Os primeiros três meses de vida do filhote compreendem o período em que estará mais receptivo à assimilação do dialeto do canto. Após esse período entram em muda (muda de ninho ou muda de pardo para pardo) e ficam até cerca de seis meses meio refratários ao canto. Após os seis meses passam para a fase de maturação sexual, ficam mais territorialistas e se dedicam ao desenvolvimento do canto que possuem vetorizado. Essa fase segue até a próxima muda e é conhecida como fase da lapidação do canto. Passada a primeira muda de pardo, pouco poderá ser feito para corrigir um defeito de canto, embora não seja difícil estragá-lo no convívio com outros pássaros.
Durante a primeira fase, não devemos veicular um canto com muitas repetições, que dificultariam a gravação pelo filhote. O número ideal seria três repetições, preservado o canto de saída. Um número de repetições menor poderia levar o filhote à confusão, memorizando os módulos de entrada e de repetição como um único módulo.
Essa primeira instrução pode ser repetida até os 60 dias de idade do filhote. A partir dessa idade, uma nova instrução, com cantadas de cinco e de três repetições, intercaladas, com tempo de execução aumentado será executada até os seis meses. A partir dos seis meses, instruções com cantadas de três, cinco, sete e nove repetições alternadas devem ser executadas. Na medida da desenvoltura do filhote, podemos preparar instruções que incluam cantadas com maior numero de repetição, mantendo-se, no entanto, sempre algumas com três e com cinco repetições.

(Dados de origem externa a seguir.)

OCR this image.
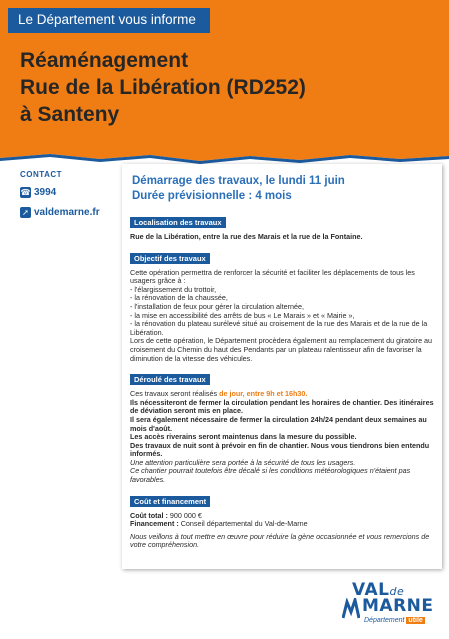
Le Département vous informe
Réaménagement
Rue de la Libération (RD252)
à Santeny
CONTACT
☎ 3994
➚ valdemarne.fr
Démarrage des travaux, le lundi 11 juin
Durée prévisionnelle : 4 mois
Localisation des travaux
Rue de la Libération, entre la rue des Marais et la rue de la Fontaine.
Objectif des travaux
Cette opération permettra de renforcer la sécurité et faciliter les déplacements de tous les usagers grâce à :
- l'élargissement du trottoir,
- la rénovation de la chaussée,
- l'installation de feux pour gérer la circulation alternée,
- la mise en accessibilité des arrêts de bus « Le Marais » et « Mairie »,
- la rénovation du plateau surélevé situé au croisement de la rue des Marais et de la rue de la Libération.
Lors de cette opération, le Département procèdera également au remplacement du giratoire au croisement du Chemin du haut des Pendants par un plateau ralentisseur afin de favoriser la diminution de la vitesse des véhicules.
Déroulé des travaux
Ces travaux seront réalisés de jour, entre 9h et 16h30.
Ils nécessiteront de fermer la circulation pendant les horaires de chantier. Des itinéraires de déviation seront mis en place.
Il sera également nécessaire de fermer la circulation 24h/24 pendant deux semaines au mois d'août.
Les accès riverains seront maintenus dans la mesure du possible.
Des travaux de nuit sont à prévoir en fin de chantier. Nous vous tiendrons bien entendu informés.
Une attention particulière sera portée à la sécurité de tous les usagers.
Ce chantier pourrait toutefois être décalé si les conditions météorologiques n'étaient pas favorables.
Coût et financement
Coût total : 900 000 €
Financement : Conseil départemental du Val-de-Marne
Nous veillons à tout mettre en œuvre pour réduire la gène occasionnée et vous remercions de votre compréhension.
VALde
MARNE
Département utile
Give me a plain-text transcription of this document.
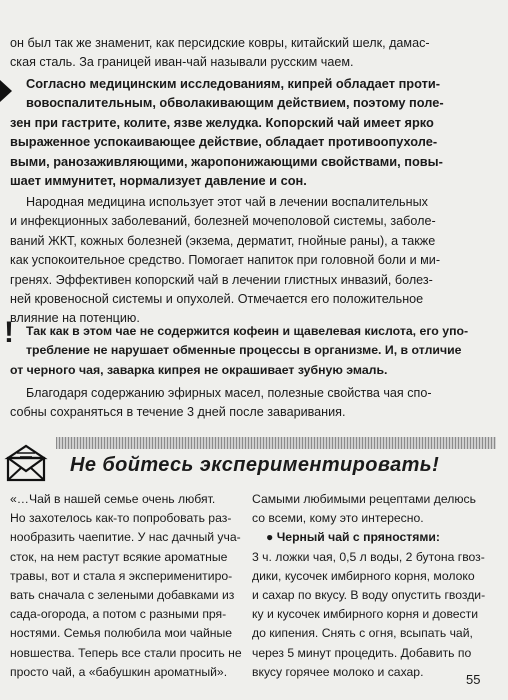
он был так же знаменит, как персидские ковры, китайский шелк, дамас-
ская сталь. За границей иван-чай называли русским чаем.

Согласно медицинским исследованиям, кипрей обладает проти-
вовоспалительным, обволакивающим действием, поэтому поле-
зен при гастрите, колите, язве желудка. Копорский чай имеет ярко
выраженное успокаивающее действие, обладает противоопухоле-
выми, ранозаживляющими, жаропонижающими свойствами, повы-
шает иммунитет, нормализует давление и сон.

Народная медицина использует этот чай в лечении воспалительных
и инфекционных заболеваний, болезней мочеполовой системы, заболе-
ваний ЖКТ, кожных болезней (экзема, дерматит, гнойные раны), а также
как успокоительное средство. Помогает напиток при головной боли и ми-
гренях. Эффективен копорский чай в лечении глистных инвазий, болез-
ней кровеносной системы и опухолей. Отмечается его положительное
влияние на потенцию.

! Так как в этом чае не содержится кофеин и щавелевая кислота, его упо-
требление не нарушает обменные процессы в организме. И, в отличие
от черного чая, заварка кипрея не окрашивает зубную эмаль.

Благодаря содержанию эфирных масел, полезные свойства чая спо-
собны сохраняться в течение 3 дней после заваривания.

Не бойтесь экспериментировать!

«…Чай в нашей семье очень любят.
Но захотелось как-то попробовать раз-
нообразить чаепитие. У нас дачный уча-
сток, на нем растут всякие ароматные
травы, вот и стала я эксперименитиро-
вать сначала с зелеными добавками из
сада-огорода, а потом с разными пря-
ностями. Семья полюбила мои чайные
новшества. Теперь все стали просить не
просто чай, а «бабушкин ароматный».

Самыми любимыми рецептами делюсь
со всеми, кому это интересно.
● Черный чай с пряностями:
3 ч. ложки чая, 0,5 л воды, 2 бутона гвоз-
дики, кусочек имбирного корня, молоко
и сахар по вкусу. В воду опустить гвозди-
ку и кусочек имбирного корня и довести
до кипения. Снять с огня, всыпать чай,
через 5 минут процедить. Добавить по
вкусу горячее молоко и сахар.

55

Como vimos, se pretendemos ter um pássaro de canto de qualidade ou se já temo um, este tem que ser tratado com cuidado especial. Não se pode deixá-lo duelar ou disputar canto à vontade com outro curió. Isso só pode ser feito se o outro tiver um canto igual ou muito parecido. Quando tivermos um pássaro bom de canto é salutar que se grave o respectivo canto e, através de um bom material sonoro, se toque sistematicamente o próprio canto para ajudar a fixar o dialeto. E a questão da repetição: de que adianta todo o trabalho exposto acima se o pássaro não é repetidor de canto. Se não repetir ou cantar comprido (canto longo) não vale a pena. Essa é outra questão muito complicada. É um fator genético. O filhote já carrega fatores hereditários que irão possibilitar essa característica. Não temos conhecimento, por enquanto, de nenhum estudo científico que possa comprovar qual o melhor método para se realizar a reprodução para obter-se pássaros repetidores.
O que se sabe é que uma determinada fêmea de curió gera filhotes repetidores com qualquer macho, ou vice-versa. Ou um determinado casal gera filhotes com essa característica. Escolher um filhote de famílias ou linhagens de repetidores, ou melhor, com um bom "pedigree", já é um bom caminho, aumentando substancialmente a probabilidade de sucesso.